Paris: Perhaps that crackle of expectation and hunkering was no longer in the air at the Parc des Princes, not after Neymar’s anthology of the brilliant and the extraordinary against Toulouse. But still among the sea of Neymarzetes and Neymarzinhos, Paris Saint-German fans and other partisans, there was a sense of wonderment and longing – an awed admiration for PSG’s new import and a craving for him to illuminate the Parc and Paris again.

They all came to see the new king. They were no longer stupefied by how much of Neymar’s arrival and the machinations behind it belonged to a different galaxy, where the fantastical and the preposterous had reigned. A fee of $263 million for a football player is after all, somewhat outlandish. It seemed to matter little on a gently meandering summer’s eve in the French capital as the Parc relished its new superstar. Perhaps this was commodification and commerce at its best, perhaps it was genuine fandom and veneration.

When Neymar under-performed

But amid all the hullabaloo of a mega-transfer with an A grade plot, “jet set” protagonists, acolytes from football’s netherworld and even some geopolitical scheming, it’s easy to forget that Neymar is human. He isn’t le Roi Soleil yet and in a middling 90 minutes, the Brazilian under-performed.

Naturally, he offered his seductive skills - a little nutmeg here, a pirouette there, and within the first five minutes of the game, Neymar’s movement and intelligence shone, making runs, demanding the ball and passing deep, all to assuage PSG’s overly lateral game. The Parisians gravitated towards the Brazilian. He teased and teased. The 25-year-old had 128 touches against Guingamp on his debut and a 118 against Toulouse. Ici, c’est Neymar!

Play

Against Saint-Etienne, he had just about 83 touches. Neymar was less sovereign and serene. He drifted across PSG’s forward line, but his team struggled against a compact 9-1 formation, with Les Verts proffering two defensive banks when out of possession. Opposing coaches had previously tried to stifle PSG by isolating Neymar. Saint-Etienne tried the collective route and it worked.
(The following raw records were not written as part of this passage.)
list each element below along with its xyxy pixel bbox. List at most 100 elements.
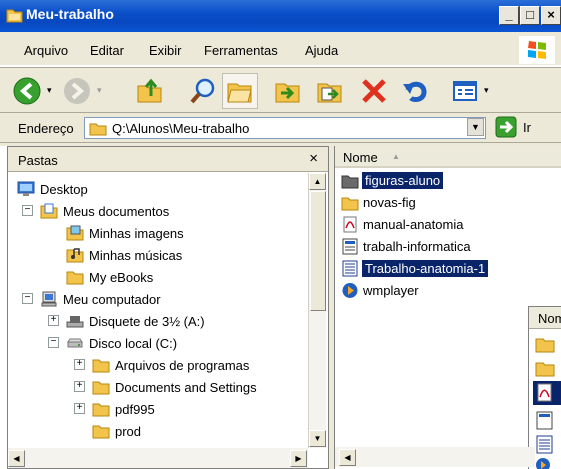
tree-item-pdf995[interactable]: pdf995: [92, 399, 155, 419]
tree-item-prod[interactable]: prod: [92, 421, 141, 441]
tree-item-my-ebooks[interactable]: My eBooks: [66, 267, 153, 287]
floppy-drive-icon: [66, 316, 84, 328]
back-icon[interactable]: [12, 76, 42, 106]
folder-tree: Desktop − Meus documentos Minhas imagens…: [8, 173, 308, 448]
tree-item-label: Minhas músicas: [89, 247, 183, 263]
scroll-down-icon[interactable]: ▼: [309, 430, 326, 447]
collapse-button[interactable]: −: [48, 337, 59, 348]
pdf-file-icon: [537, 383, 552, 402]
tree-item-meu-computador[interactable]: Meu computador: [40, 289, 161, 309]
tree-item-label: prod: [115, 423, 142, 439]
drag-ghost-window: Nom: [528, 306, 561, 469]
tree-item-minhas-imagens[interactable]: Minhas imagens: [66, 223, 184, 243]
tree-item-label: My eBooks: [89, 269, 154, 285]
my-documents-icon: [40, 203, 58, 219]
tree-item-minhas-musicas[interactable]: Minhas músicas: [66, 245, 182, 265]
expand-button[interactable]: +: [74, 403, 85, 414]
undo-icon[interactable]: [400, 76, 430, 106]
file-item-novas-fig[interactable]: novas-fig: [341, 192, 417, 212]
pdf-file-icon: [343, 216, 357, 232]
tree-item-label: pdf995: [115, 401, 155, 417]
horizontal-scrollbar[interactable]: ◀: [335, 447, 535, 467]
file-item-figuras-aluno[interactable]: figuras-aluno: [341, 170, 444, 190]
minimize-button[interactable]: _: [499, 6, 519, 25]
tree-item-label: Documents and Settings: [115, 379, 257, 395]
drag-ghost-header: Nom: [529, 307, 561, 329]
tree-item-disco-local[interactable]: Disco local (C:): [66, 333, 177, 353]
column-label: Nome: [343, 150, 378, 165]
close-button[interactable]: ×: [541, 6, 561, 25]
menu-ajuda[interactable]: Ajuda: [305, 43, 338, 58]
scroll-up-icon[interactable]: ▲: [309, 173, 326, 190]
expand-button[interactable]: +: [48, 315, 59, 326]
expand-button[interactable]: +: [74, 359, 85, 370]
search-icon[interactable]: [188, 76, 218, 106]
back-dropdown-icon[interactable]: ▾: [47, 85, 52, 96]
menu-arquivo[interactable]: Arquivo: [24, 43, 68, 58]
views-icon[interactable]: [451, 76, 481, 106]
scroll-left-icon[interactable]: ◀: [339, 449, 356, 466]
file-item-wmplayer[interactable]: wmplayer: [341, 280, 420, 300]
file-item-trabalho-anatomia-1[interactable]: Trabalho-anatomia-1: [341, 258, 489, 278]
tree-item-disquete[interactable]: Disquete de 3½ (A:): [66, 311, 205, 331]
file-item-trabalh-informatica[interactable]: trabalh-informatica: [341, 236, 472, 256]
forward-icon[interactable]: [62, 76, 92, 106]
menu-editar[interactable]: Editar: [90, 43, 124, 58]
folder-window-icon: [6, 9, 23, 23]
tree-item-label: Meu computador: [63, 291, 161, 307]
tree-item-label: Meus documentos: [63, 203, 170, 219]
menu-bar: Arquivo Editar Exibir Ferramentas Ajuda: [0, 32, 561, 66]
expand-button[interactable]: +: [74, 381, 85, 392]
forward-dropdown-icon[interactable]: ▾: [97, 85, 102, 96]
tree-item-documents-and-settings[interactable]: Documents and Settings: [92, 377, 257, 397]
close-pane-button[interactable]: ×: [309, 150, 318, 167]
maximize-button[interactable]: □: [520, 6, 540, 25]
collapse-button[interactable]: −: [22, 205, 33, 216]
desktop-icon: [17, 181, 35, 196]
tree-item-arquivos-de-programas[interactable]: Arquivos de programas: [92, 355, 249, 375]
file-item-label: manual-anatomia: [363, 216, 464, 232]
scroll-left-icon[interactable]: ◀: [8, 450, 25, 467]
go-button[interactable]: Ir: [523, 120, 531, 135]
media-player-icon: [342, 282, 358, 298]
go-arrow-icon[interactable]: [495, 116, 517, 138]
file-item-label: novas-fig: [363, 194, 416, 210]
title-bar[interactable]: Meu-trabalho _ □ ×: [0, 0, 561, 32]
tree-item-desktop[interactable]: Desktop: [17, 179, 88, 199]
file-item-label: figuras-aluno: [362, 171, 444, 189]
address-input[interactable]: Q:\Alunos\Meu-trabalho: [84, 117, 486, 139]
document-file-icon: [342, 238, 358, 254]
toolbar: ▾ ▾ ▾: [0, 67, 561, 113]
file-item-manual-anatomia[interactable]: manual-anatomia: [341, 214, 464, 234]
folder-icon: [92, 425, 110, 439]
folder-icon: [89, 123, 107, 136]
my-pictures-icon: [66, 225, 84, 241]
tree-item-meus-documentos[interactable]: Meus documentos: [40, 201, 169, 221]
menu-exibir[interactable]: Exibir: [149, 43, 182, 58]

After 20 minutes, Edison Cavani converted a fortuitously awarded penalty, but Neymar, with Angel Di Maria all too central and Pastore nigh invisible, was strangely peripheral.

This was no MSN, but an impotent South American trident. They didn’t defy football logic with moments of tremendous titillation, but the sum of their parts weighed too little. Without the lucidity of the suspended Marco Verratti, PSG were mellow.

As a consequence, Neymar glided in and out of the game, always with the promise of a sudden acceleration and a touch of brilliance. He was involved in all of PSG’s three goals. At some point and with no real need to do it, Neymar flicked the ball up in the air and played an overhead pass over the Saint-Etienne defense. It was the maverick in him showing off. But those frivolities and Neymareque virtues didn’t obfuscate that PSG’s number ten was a subdued lone star in a very mundane team, who lapsed into a vice of old, playing slow, vertical football. It was Cavani who sealed a relatively straightforward if unremarkable victory for the hosts.

In Neymar’s rise to the top, Saint-Etienne were but a prosaic obstacle. After 270 minutes, three wins, three goals and three assists, his story in Paris is of course still incomplete, but one of a forward-prancing virtuoso, whose sole purpose is to eclipse Lionel Messi and supplant a Messianic universe.

Can Neymar be PSG’s new saviour?

Neymar is a genius, but can he also become the PSG’s new savior? He has never belonged to the celestial duopoly that subjugated the game. Sure, Neymar is an artist and staccato player, but he doesn’t match up against those two contemporary superlative athletes. He is the human interloper, seeking to mar and mangle the Leo-Cr7-hegemony.

Within the Parisian brand, Neymar, a mini LLC and money tree, is more than simply a revenue stream. His acquisition is also a mission statement for a club informed by a crushing obligation to win the Champions League. The new star must remedy PSG’s parody status, forever yearning for European glory, but always exiting in the quarter-finals, or, in apocalyptic fashion, against FC Barcelona.

This time Bayern Munich, Anderlecht and Celtic Glasgow will be the first hurdles on a long road to Kiev. Neymar is PSG’s new talisman and focal point, tasked with resuscitating a club from which the shiny veneer was beginning to fade. He can become PSG’s best ever, but to topple all those demi-kings that came before him in Paris – David Ginola, George Weah, Rai, Ronaldinho and Zlatan Ibrahimovic – he has to lead his team forward in Europe. Serial victory in France won’t suffice nor will nights when he looks all too human.